After the coup, Honduras — already struggling with extreme levels of violence — descended into a vortex of criminality: By 2011, it had become the most violent country in the world outside of a warzone, with 91.6 murders per 100,000 people in 2011, a 59 percent increase in three years, according to the UN Office on Drugs and Crime.
International drug cartels — which hugely expanded during the post-coup chaos — street gangs, corrupt private and state security forces working with organized criminals and private businesses have all played a role in the violence, making security the top issue for many voters.
Orlando Hernandez’s campaign promise of a “soldier on every corner” is supported by many ordinary people: The military is undoubtedly more trusted by most Hondurans than the civil police, whose leader, Juan Carlos “El Tigre” Bonilla, has been accused of leading death squads.
However, according to Amnesty International and local human rights groups, the military carried out abuses with impunity in the aftermath of the coup. Karen Spring, of the NGO Rights Action, said: “Honduras has been a dream for multinational corporations since the coup as the illegitimate government hammered through laws to favor international investors in tourism, mining, dams and model cities, while communities trying to protect their land have been criminalized and militarized.”
Honduras is one of the poorest countries in the Americas with 60 percent of its 8 million people living in poverty. In the two years after the coup, Honduras saw the most rapid rise in inequality in Latin America, research by the Washington-based Center for Economic and Policy Research revealed this month.
Rights Action has documented the murders of at least 18 Libre candidates and activists since May last year, more than those of all other parties combined. At least 67 lawyers and 30 journalists have been killed since 2009.

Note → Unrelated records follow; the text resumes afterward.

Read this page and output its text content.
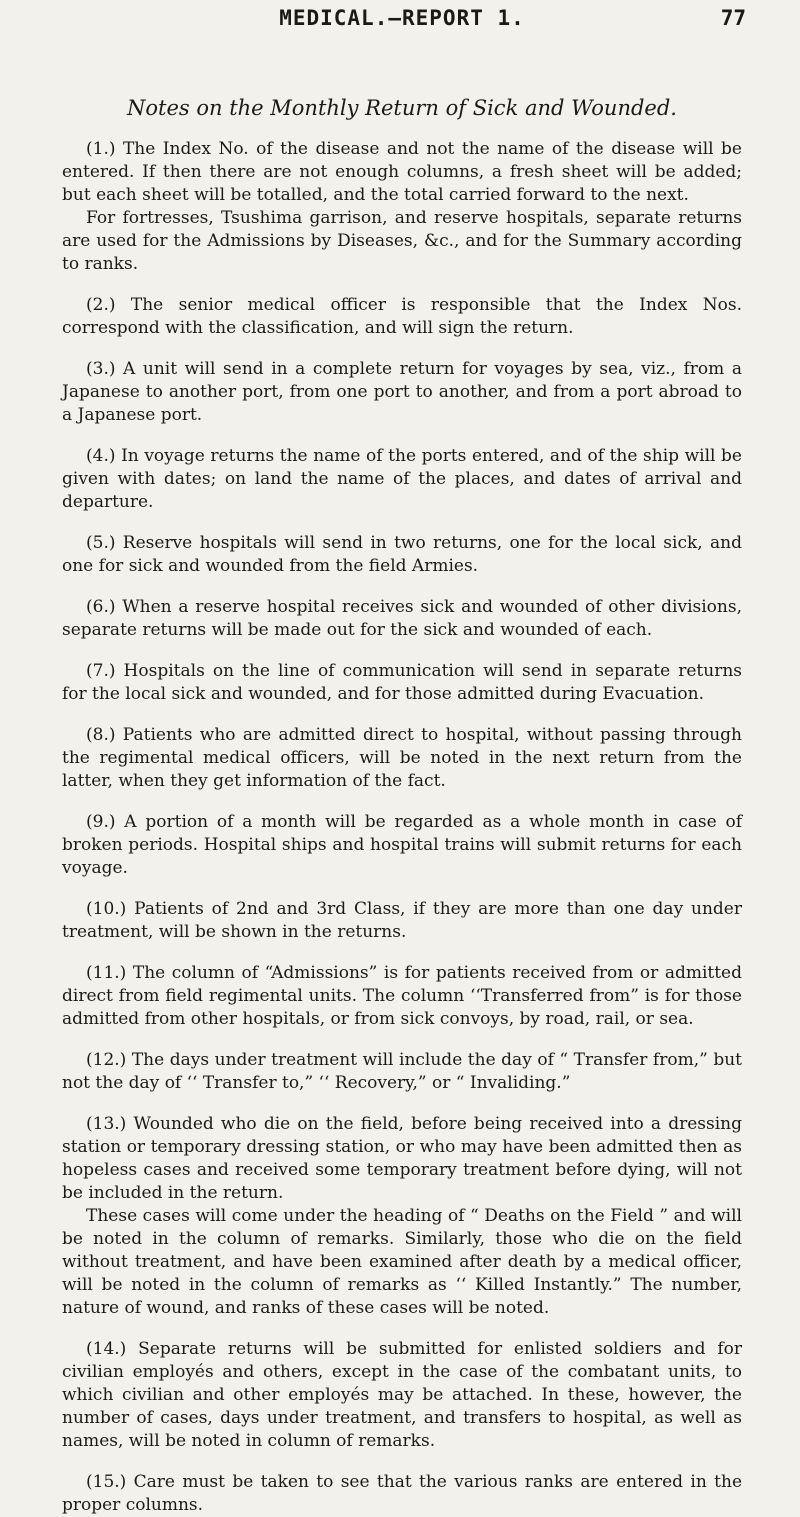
MEDICAL.—REPORT 1.	77
Notes on the Monthly Return of Sick and Wounded.

(1.) The Index No. of the disease and not the name of the disease will be entered. If then there are not enough columns, a fresh sheet will be added; but each sheet will be totalled, and the total carried forward to the next.

For fortresses, Tsushima garrison, and reserve hospitals, separate returns are used for the Admissions by Diseases, &c., and for the Summary according to ranks.

(2.) The senior medical officer is responsible that the Index Nos. correspond with the classification, and will sign the return.

(3.) A unit will send in a complete return for voyages by sea, viz., from a Japanese to another port, from one port to another, and from a port abroad to a Japanese port.

(4.) In voyage returns the name of the ports entered, and of the ship will be given with dates; on land the name of the places, and dates of arrival and departure.

(5.) Reserve hospitals will send in two returns, one for the local sick, and one for sick and wounded from the field Armies.

(6.) When a reserve hospital receives sick and wounded of other divisions, separate returns will be made out for the sick and wounded of each.

(7.) Hospitals on the line of communication will send in separate returns for the local sick and wounded, and for those admitted during Evacuation.

(8.) Patients who are admitted direct to hospital, without passing through the regimental medical officers, will be noted in the next return from the latter, when they get information of the fact.

(9.) A portion of a month will be regarded as a whole month in case of broken periods. Hospital ships and hospital trains will submit returns for each voyage.

(10.) Patients of 2nd and 3rd Class, if they are more than one day under treatment, will be shown in the returns.

(11.) The column of “Admissions” is for patients received from or admitted direct from field regimental units. The column ‘‘Transferred from” is for those admitted from other hospitals, or from sick convoys, by road, rail, or sea.

(12.) The days under treatment will include the day of “ Transfer from,” but not the day of ‘‘ Transfer to,” ‘‘ Recovery,” or “ Invaliding.”

(13.) Wounded who die on the field, before being received into a dressing station or temporary dressing station, or who may have been admitted then as hopeless cases and received some temporary treatment before dying, will not be included in the return.

These cases will come under the heading of “ Deaths on the Field ” and will be noted in the column of remarks. Similarly, those who die on the field without treatment, and have been examined after death by a medical officer, will be noted in the column of remarks as ‘‘ Killed Instantly.” The number, nature of wound, and ranks of these cases will be noted.

(14.) Separate returns will be submitted for enlisted soldiers and for civilian employés and others, except in the case of the combatant units, to which civilian and other employés may be attached. In these, however, the number of cases, days under treatment, and transfers to hospital, as well as names, will be noted in column of remarks.

(15.) Care must be taken to see that the various ranks are entered in the proper columns.
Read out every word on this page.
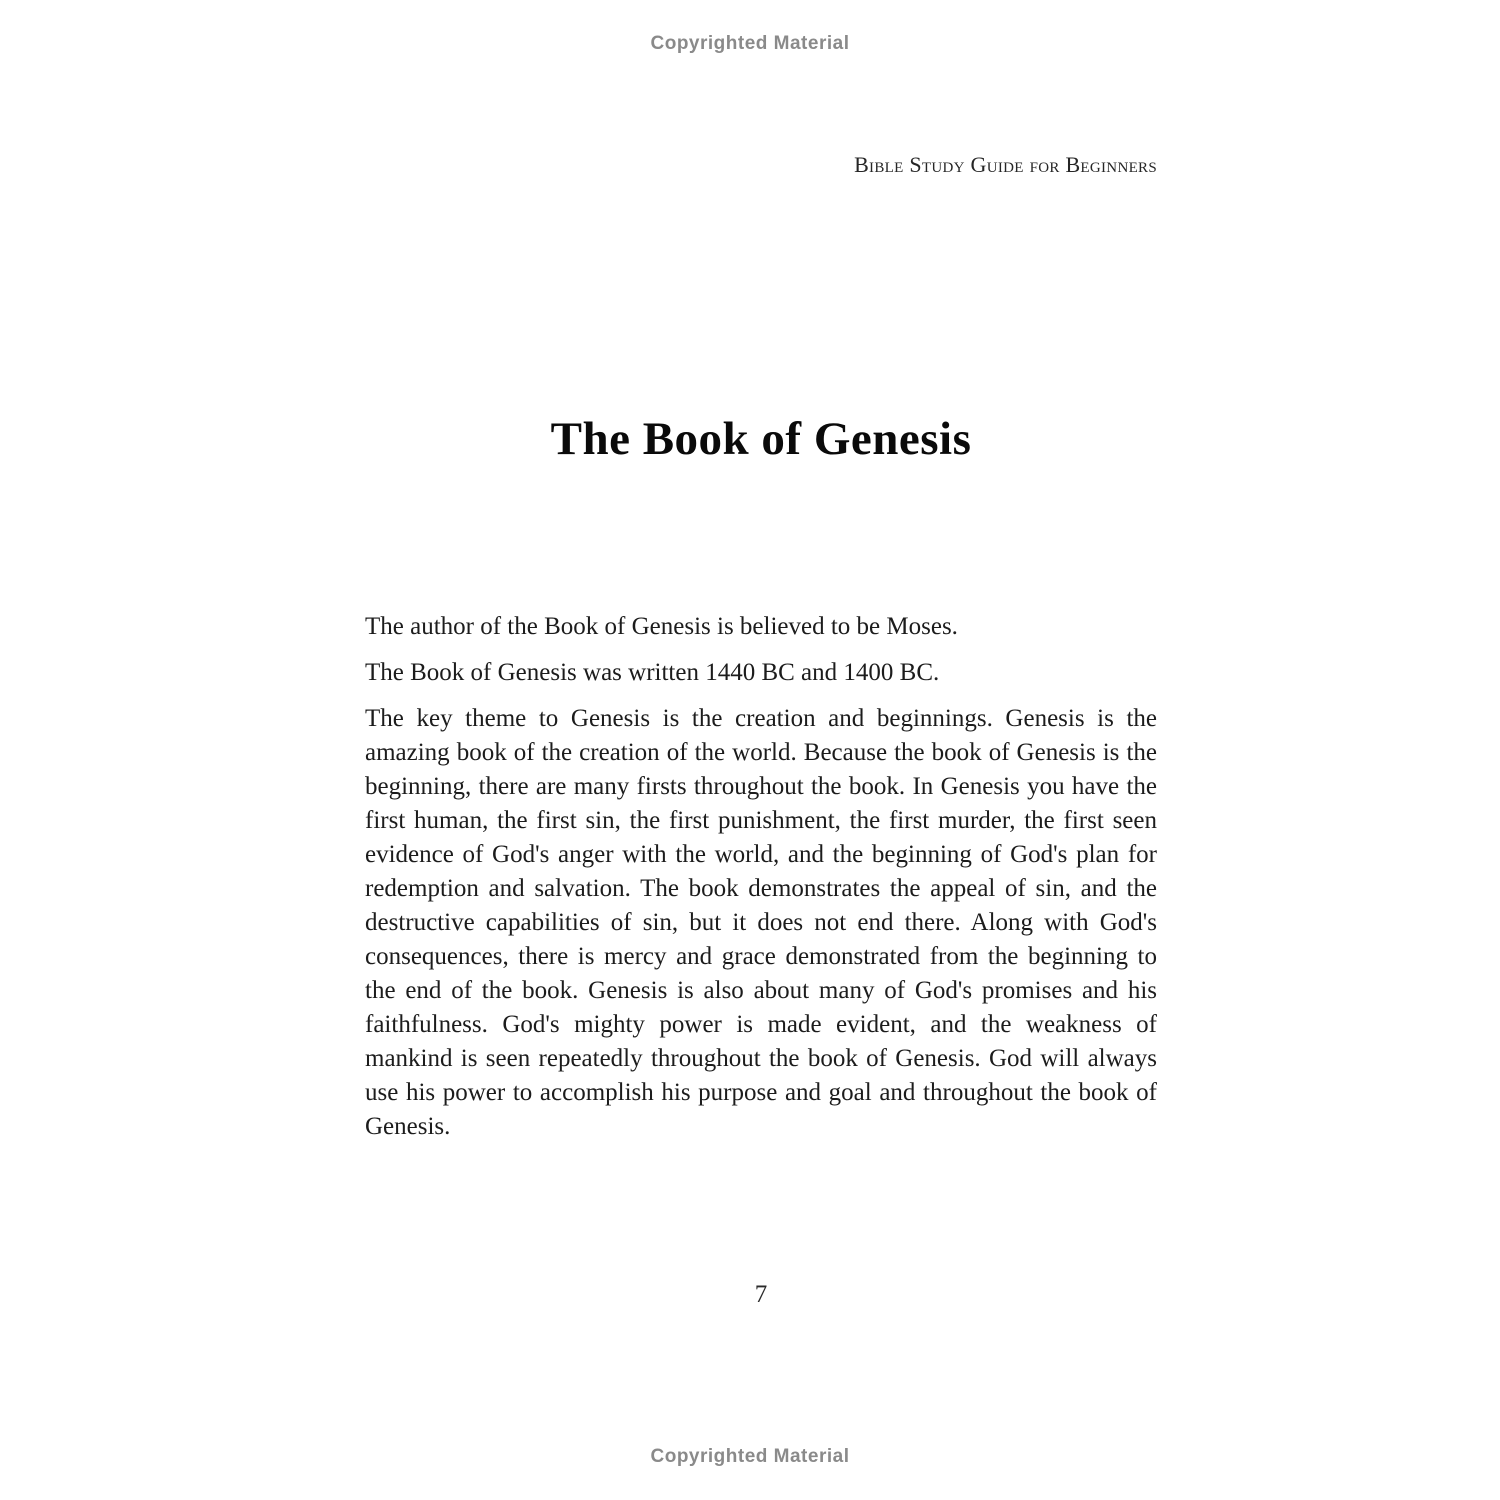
Copyrighted Material
Bible Study Guide for Beginners
The Book of Genesis

The author of the Book of Genesis is believed to be Moses.

The Book of Genesis was written 1440 BC and 1400 BC.

The key theme to Genesis is the creation and beginnings. Genesis is the amazing book of the creation of the world. Because the book of Genesis is the beginning, there are many firsts throughout the book. In Genesis you have the first human, the first sin, the first punishment, the first murder, the first seen evidence of God's anger with the world, and the beginning of God's plan for redemption and salvation. The book demonstrates the appeal of sin, and the destructive capabilities of sin, but it does not end there. Along with God's consequences, there is mercy and grace demonstrated from the beginning to the end of the book. Genesis is also about many of God's promises and his faithfulness. God's mighty power is made evident, and the weakness of mankind is seen repeatedly throughout the book of Genesis. God will always use his power to accomplish his purpose and goal and throughout the book of Genesis.

7
Copyrighted Material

In Tegucigalpa, National Party billboards and fancy flags dominate the streets. The newspapers, many of which promoted the coup, overwhelmingly support Orlando Hernandez while often criticizing Libre as a party backed by foreign agitators.
Reynerio Adalid Fuentes, a taxi driver, is among the million or so independent voters who are likely to decide the outcome.
“Honduras needs security and continuity in order to attract foreign companies and develop, that’s why I am voting for the National Party,” he said. “I want our police and army on the streets to deal with the delinquency.”
None of the candidates looks likely to win a large majority. Hondurans might end up electing their first female, left-leaning president, but without a majority in congress she may face a powerful National-Liberal alliance intent on preserving the “status quo.”